I am using cmake generator ninja to build my project.
cmake / ninja adds a compile definition: -DNDEBUG automatically and it breaks the build.
What is the method to get rid of this default specifically and any in general?
This happens also for compile options and linker options.
what is the recommended way to stay in control of those?
Why does -DNDEBUG break your build? This is a standards-defined preprocessor symbol that changes the behavior of the assert macro. If you really want to remove it, you’ll have to string(REPLACE) on the _FLAGS variables.

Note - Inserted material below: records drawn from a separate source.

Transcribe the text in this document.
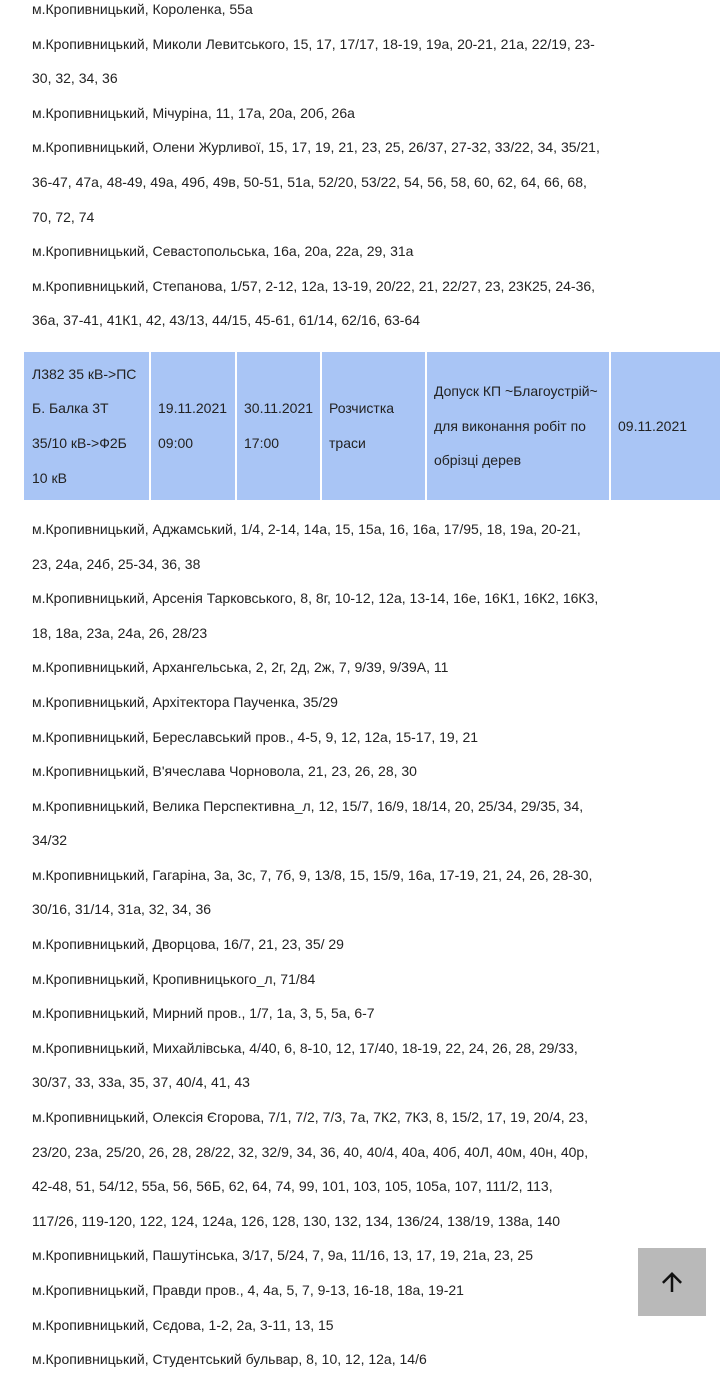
м.Кропивницький, Короленка, 55а

м.Кропивницький, Миколи Левитського, 15, 17, 17/17, 18-19, 19а, 20-21, 21а, 22/19, 23-30, 32, 34, 36

м.Кропивницький, Мічуріна, 11, 17а, 20а, 20б, 26а

м.Кропивницький, Олени Журливої, 15, 17, 19, 21, 23, 25, 26/37, 27-32, 33/22, 34, 35/21, 36-47, 47а, 48-49, 49а, 49б, 49в, 50-51, 51а, 52/20, 53/22, 54, 56, 58, 60, 62, 64, 66, 68, 70, 72, 74

м.Кропивницький, Севастопольська, 16а, 20а, 22а, 29, 31а

м.Кропивницький, Степанова, 1/57, 2-12, 12а, 13-19, 20/22, 21, 22/27, 23, 23К25, 24-36, 36а, 37-41, 41К1, 42, 43/13, 44/15, 45-61, 61/14, 62/16, 63-64

Л382 35 кВ->ПС Б. Балка 3Т 35/10 кВ->Ф2Б 10 кВ
19.11.2021 09:00
30.11.2021 17:00
Розчистка траси
Допуск КП ~Благоустрій~ для виконання робіт по обрізці дерев
09.11.2021

м.Кропивницький, Аджамський, 1/4, 2-14, 14а, 15, 15а, 16, 16а, 17/95, 18, 19а, 20-21, 23, 24а, 24б, 25-34, 36, 38

м.Кропивницький, Арсенія Тарковського, 8, 8г, 10-12, 12а, 13-14, 16е, 16К1, 16К2, 16К3, 18, 18а, 23а, 24а, 26, 28/23

м.Кропивницький, Архангельська, 2, 2г, 2д, 2ж, 7, 9/39, 9/39А, 11

м.Кропивницький, Архітектора Паученка, 35/29

м.Кропивницький, Береславський пров., 4-5, 9, 12, 12а, 15-17, 19, 21

м.Кропивницький, В'ячеслава Чорновола, 21, 23, 26, 28, 30

м.Кропивницький, Велика Перспективна_л, 12, 15/7, 16/9, 18/14, 20, 25/34, 29/35, 34, 34/32

м.Кропивницький, Гагаріна, 3а, 3с, 7, 7б, 9, 13/8, 15, 15/9, 16а, 17-19, 21, 24, 26, 28-30, 30/16, 31/14, 31а, 32, 34, 36

м.Кропивницький, Дворцова, 16/7, 21, 23, 35/ 29

м.Кропивницький, Кропивницького_л, 71/84

м.Кропивницький, Мирний пров., 1/7, 1а, 3, 5, 5а, 6-7

м.Кропивницький, Михайлівська, 4/40, 6, 8-10, 12, 17/40, 18-19, 22, 24, 26, 28, 29/33, 30/37, 33, 33а, 35, 37, 40/4, 41, 43

м.Кропивницький, Олексія Єгорова, 7/1, 7/2, 7/3, 7а, 7К2, 7К3, 8, 15/2, 17, 19, 20/4, 23, 23/20, 23а, 25/20, 26, 28, 28/22, 32, 32/9, 34, 36, 40, 40/4, 40а, 40б, 40Л, 40м, 40н, 40р, 42-48, 51, 54/12, 55а, 56, 56Б, 62, 64, 74, 99, 101, 103, 105, 105а, 107, 111/2, 113, 117/26, 119-120, 122, 124, 124а, 126, 128, 130, 132, 134, 136/24, 138/19, 138а, 140

м.Кропивницький, Пашутінська, 3/17, 5/24, 7, 9а, 11/16, 13, 17, 19, 21а, 23, 25

м.Кропивницький, Правди пров., 4, 4а, 5, 7, 9-13, 16-18, 18а, 19-21

м.Кропивницький, Сєдова, 1-2, 2а, 3-11, 13, 15

м.Кропивницький, Студентський бульвар, 8, 10, 12, 12а, 14/6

I agree NDEBUG should not break the build but it does and the reason is quite complicated as we are replacing and rebuilding standard libraries taken from another package and this could be challenging of getting into the root cause of the build break.
Can you elaborate a little bit about string(REPLACE) - do you mean resetting CMAKE_<CXX/C>_FLAGS_RELEASE since I could not see that this affects the compile command and its -D options.
Taking back what I said above: setting CMAKE_CXX_FLAGS_RELEASE to -O3 (instead of ‘-O3 -NDEBUG’ which was the default) solved the problem.
I somehow last week tried to do something similar and it did not help.
Probably a mixup.
Excellent question. Tho answer the „should work“ statements: I for example don’t use GNU C so any gnu options are in the way. And yes I have one toolchain file. But the default compiler options are still there.
Hello Martin,
The defaults depend on the compiler/target environment detected. They differ e.g. for MSVC and GNUC and others.
If you have a specific problem please create your own thread and explain your environment (which compiler, which target) and what specific problem you have.
the toolchain file expects cl65 as assembler, compiler and linker executable, you did use as65 and cc65
the command line arguments are specified as one single argument (e.g. by using a single string where a list was expected): the error message should only contain e.g. -xc and not the rest
about -xc: I don’t think this was added by CMake, can’t find it in the source code.
Perhaps I should resurrect my old cc65 branch which I have lying around.
Good observation. That was an artefact from some experimenting I made. Reversed it and didn’t make a difference
Quick test. Correct. I thought that this was just a case of bad english.
Then it was most likely added by CLion.
Two and three suggest a problem in CLion. Let’s see:
cmake --toolchain Library/cc65-toolchain.cmake -S . -B cmake-build-release
-- The ASM compiler identification is cc65
-- Found assembler: /opt/local/bin/cl65
-- Detecting C compiler ABI info
-- Detecting C compiler ABI info - failed
-- Warning: Did not find file Compiler/cc65-ASM
> CMAKE_ASM_COMPILER: /opt/local/bin/cl65
> CMAKE_C_COMPILER: /opt/local/bin/cl65
> CMAKE_AR: /opt/local/bin/ar65
-- Configuring done
-- Generating done
-- Build files have been written to: /Users/Shared/Work/Projects/6502Tutorial/Atari/cmake-build-release
Of course I tried this before and it didn’t work. I guess there were multiple problems some of which I fixed and now all problems left are CLion. Which is annoying as I the only reason I do this is to have CLion support.